SI: kilograms (kg) or grams (g)
Imperial: pounds-mass (lbm)
Mass quantifies inertia — the resistance to acceleration. A 50 kg compressor has the same mass whether on Earth, at altitude, or on the Moon.
Weight
The gravitational force acting on that mass — varies by location because gravity varies.
SI: newtons (N), where 1 N = 1 kg·m/s²
Imperial: pounds-force (lbf)
At standard Earth gravity: 1 lbm weighs 1 lbf. The same mass weighs far less on the Moon.
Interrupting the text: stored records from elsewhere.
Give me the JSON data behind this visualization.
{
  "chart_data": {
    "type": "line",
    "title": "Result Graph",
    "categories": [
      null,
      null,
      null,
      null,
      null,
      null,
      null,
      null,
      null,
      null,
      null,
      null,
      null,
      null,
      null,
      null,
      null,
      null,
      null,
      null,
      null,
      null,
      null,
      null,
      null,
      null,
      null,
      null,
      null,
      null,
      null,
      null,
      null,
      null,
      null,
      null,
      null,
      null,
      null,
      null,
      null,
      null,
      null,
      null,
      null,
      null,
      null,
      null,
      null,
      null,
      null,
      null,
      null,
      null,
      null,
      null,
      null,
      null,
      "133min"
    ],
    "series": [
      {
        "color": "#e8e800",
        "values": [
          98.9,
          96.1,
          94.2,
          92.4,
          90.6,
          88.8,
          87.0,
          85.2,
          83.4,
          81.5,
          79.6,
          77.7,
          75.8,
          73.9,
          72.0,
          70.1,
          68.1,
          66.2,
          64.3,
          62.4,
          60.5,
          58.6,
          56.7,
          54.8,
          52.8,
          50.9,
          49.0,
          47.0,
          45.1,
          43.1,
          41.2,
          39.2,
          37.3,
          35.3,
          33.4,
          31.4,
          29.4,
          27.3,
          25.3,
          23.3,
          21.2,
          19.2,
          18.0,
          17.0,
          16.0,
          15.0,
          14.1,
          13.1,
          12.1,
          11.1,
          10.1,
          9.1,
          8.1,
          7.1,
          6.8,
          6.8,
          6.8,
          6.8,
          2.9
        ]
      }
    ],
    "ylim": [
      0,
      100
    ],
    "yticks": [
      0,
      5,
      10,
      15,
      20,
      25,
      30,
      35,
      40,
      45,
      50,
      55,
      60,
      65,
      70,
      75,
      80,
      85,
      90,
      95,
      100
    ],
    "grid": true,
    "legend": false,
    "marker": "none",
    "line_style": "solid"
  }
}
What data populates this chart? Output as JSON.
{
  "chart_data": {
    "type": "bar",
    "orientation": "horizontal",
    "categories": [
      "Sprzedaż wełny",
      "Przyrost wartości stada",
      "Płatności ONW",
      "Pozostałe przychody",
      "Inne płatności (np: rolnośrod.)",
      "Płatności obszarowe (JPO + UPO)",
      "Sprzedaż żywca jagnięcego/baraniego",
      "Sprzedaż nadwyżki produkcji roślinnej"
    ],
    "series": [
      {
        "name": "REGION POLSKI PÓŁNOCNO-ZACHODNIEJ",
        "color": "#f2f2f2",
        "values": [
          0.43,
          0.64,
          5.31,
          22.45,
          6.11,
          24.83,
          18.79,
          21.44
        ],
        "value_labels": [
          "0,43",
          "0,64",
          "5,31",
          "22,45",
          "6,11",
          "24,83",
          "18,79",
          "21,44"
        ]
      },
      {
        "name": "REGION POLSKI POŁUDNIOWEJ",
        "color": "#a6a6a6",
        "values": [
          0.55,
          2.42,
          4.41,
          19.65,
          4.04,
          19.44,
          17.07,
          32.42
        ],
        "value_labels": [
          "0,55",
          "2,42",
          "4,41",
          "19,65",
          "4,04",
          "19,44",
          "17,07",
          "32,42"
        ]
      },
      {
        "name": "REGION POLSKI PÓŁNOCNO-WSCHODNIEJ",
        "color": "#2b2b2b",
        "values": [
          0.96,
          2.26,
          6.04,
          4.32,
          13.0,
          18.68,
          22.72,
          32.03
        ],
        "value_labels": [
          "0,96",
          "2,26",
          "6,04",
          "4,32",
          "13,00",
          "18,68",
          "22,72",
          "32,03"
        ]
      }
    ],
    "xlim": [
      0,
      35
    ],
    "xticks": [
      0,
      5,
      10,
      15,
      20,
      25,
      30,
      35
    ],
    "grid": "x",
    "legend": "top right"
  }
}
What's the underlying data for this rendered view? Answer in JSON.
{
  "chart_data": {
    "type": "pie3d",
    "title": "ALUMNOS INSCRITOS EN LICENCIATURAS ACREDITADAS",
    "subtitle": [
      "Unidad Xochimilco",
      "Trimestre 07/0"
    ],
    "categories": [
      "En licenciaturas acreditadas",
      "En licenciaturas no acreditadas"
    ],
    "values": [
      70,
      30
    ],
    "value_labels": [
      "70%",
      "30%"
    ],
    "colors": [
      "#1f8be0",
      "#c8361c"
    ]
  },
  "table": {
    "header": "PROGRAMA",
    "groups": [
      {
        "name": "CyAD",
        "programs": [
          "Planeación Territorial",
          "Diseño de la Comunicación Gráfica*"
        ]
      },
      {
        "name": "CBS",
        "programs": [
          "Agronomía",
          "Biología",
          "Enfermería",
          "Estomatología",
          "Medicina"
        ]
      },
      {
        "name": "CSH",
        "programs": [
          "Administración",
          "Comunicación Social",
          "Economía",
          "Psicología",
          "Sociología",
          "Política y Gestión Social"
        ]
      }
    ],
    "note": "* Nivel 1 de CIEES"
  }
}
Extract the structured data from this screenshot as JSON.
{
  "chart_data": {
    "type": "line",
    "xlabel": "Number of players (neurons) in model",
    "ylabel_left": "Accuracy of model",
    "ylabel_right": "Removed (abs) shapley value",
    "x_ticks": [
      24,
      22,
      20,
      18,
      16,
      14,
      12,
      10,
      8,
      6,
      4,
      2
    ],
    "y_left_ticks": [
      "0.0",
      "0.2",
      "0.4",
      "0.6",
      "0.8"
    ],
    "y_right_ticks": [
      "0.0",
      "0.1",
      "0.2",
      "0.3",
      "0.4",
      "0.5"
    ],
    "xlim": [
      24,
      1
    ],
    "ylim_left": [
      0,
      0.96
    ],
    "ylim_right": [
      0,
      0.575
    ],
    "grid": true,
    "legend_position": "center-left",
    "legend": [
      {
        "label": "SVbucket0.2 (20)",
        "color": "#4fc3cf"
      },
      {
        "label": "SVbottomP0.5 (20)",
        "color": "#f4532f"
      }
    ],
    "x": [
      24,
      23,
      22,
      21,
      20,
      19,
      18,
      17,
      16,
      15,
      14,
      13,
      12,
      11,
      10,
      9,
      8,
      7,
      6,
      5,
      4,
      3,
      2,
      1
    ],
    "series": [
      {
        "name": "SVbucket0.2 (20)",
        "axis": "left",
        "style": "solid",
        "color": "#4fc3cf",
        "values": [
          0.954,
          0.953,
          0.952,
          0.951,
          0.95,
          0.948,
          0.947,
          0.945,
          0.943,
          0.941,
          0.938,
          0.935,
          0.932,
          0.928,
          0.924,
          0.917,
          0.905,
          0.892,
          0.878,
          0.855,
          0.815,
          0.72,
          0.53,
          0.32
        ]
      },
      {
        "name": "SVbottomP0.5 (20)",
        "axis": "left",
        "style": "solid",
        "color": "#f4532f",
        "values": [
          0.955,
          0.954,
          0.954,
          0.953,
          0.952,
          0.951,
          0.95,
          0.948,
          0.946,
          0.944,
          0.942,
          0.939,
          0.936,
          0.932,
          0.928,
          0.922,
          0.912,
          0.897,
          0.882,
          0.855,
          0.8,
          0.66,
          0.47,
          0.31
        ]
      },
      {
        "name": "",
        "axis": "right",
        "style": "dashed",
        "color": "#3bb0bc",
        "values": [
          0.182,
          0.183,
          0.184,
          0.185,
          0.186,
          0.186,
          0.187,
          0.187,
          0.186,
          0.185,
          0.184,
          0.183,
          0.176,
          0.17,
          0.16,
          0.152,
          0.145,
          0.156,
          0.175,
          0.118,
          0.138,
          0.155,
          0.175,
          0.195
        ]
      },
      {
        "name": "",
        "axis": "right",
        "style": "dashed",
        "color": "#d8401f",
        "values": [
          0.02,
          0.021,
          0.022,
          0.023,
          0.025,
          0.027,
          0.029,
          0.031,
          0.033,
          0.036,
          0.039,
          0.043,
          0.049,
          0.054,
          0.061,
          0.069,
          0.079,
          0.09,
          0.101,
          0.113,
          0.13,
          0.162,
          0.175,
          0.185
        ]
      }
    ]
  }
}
Key Distinction — The Moon Example
A 100 kg (220 lbm) compressor has the same mass on Earth and on the Moon — the amount of matter does not change. But its weight is very different:
On Earth
- Weight: ~981 N (220 lbf)
- Gravity: 9.81 m/s²
- Needs a heavy-duty hand truck
On the Moon
- Weight: ~163 N (37 lbf)
- Gravity: ~1.6 m/s²
- Same mass — much easier to lift
HVAC/R Relevance
Compressor shipping: Always specified by mass (kg or lbm) — this tells you how much matter is in the unit and stays constant regardless of gravity. A 50 kg crate needs the same truck space and fuel anywhere on Earth.
Refrigerant cylinder handling: Check weight (N or lbf) for safety. A 15 kg cylinder weighs ~147 N (33 lbf) on Earth — enough to strain your back or tip a hand truck.
Air density: Always expressed as mass per volume (kg/m³ or lbm/ft³) — measuring how much air matter fills a space, crucial for airflow calculations and equipment sizing.
Why Confusing Mass and Weight Causes Problems
Imagine sizing ducts for “weight” instead of mass flow. Ducts must carry a certain mass of air (e.g., 0.075 lbm/ft³ indoor air) to deliver cooling capacity. Weight changes with altitude — but mass flow does not. Using weight could undersize ducts, starving the evaporator of air mass and causing:
- Cooling capacity drop of 20% or more.
- Increased energy consumption.
- Freezing evaporator coils.
- Compressor slugging from improper refrigerant mass charge.
Use mass (kg/lbm) for intrinsic properties — specific heat, refrigerant charge, airflow calculations. Use weight (N/lbf) only for physical loads — hanging condensers, forklift ratings, structural supports. Always label clearly.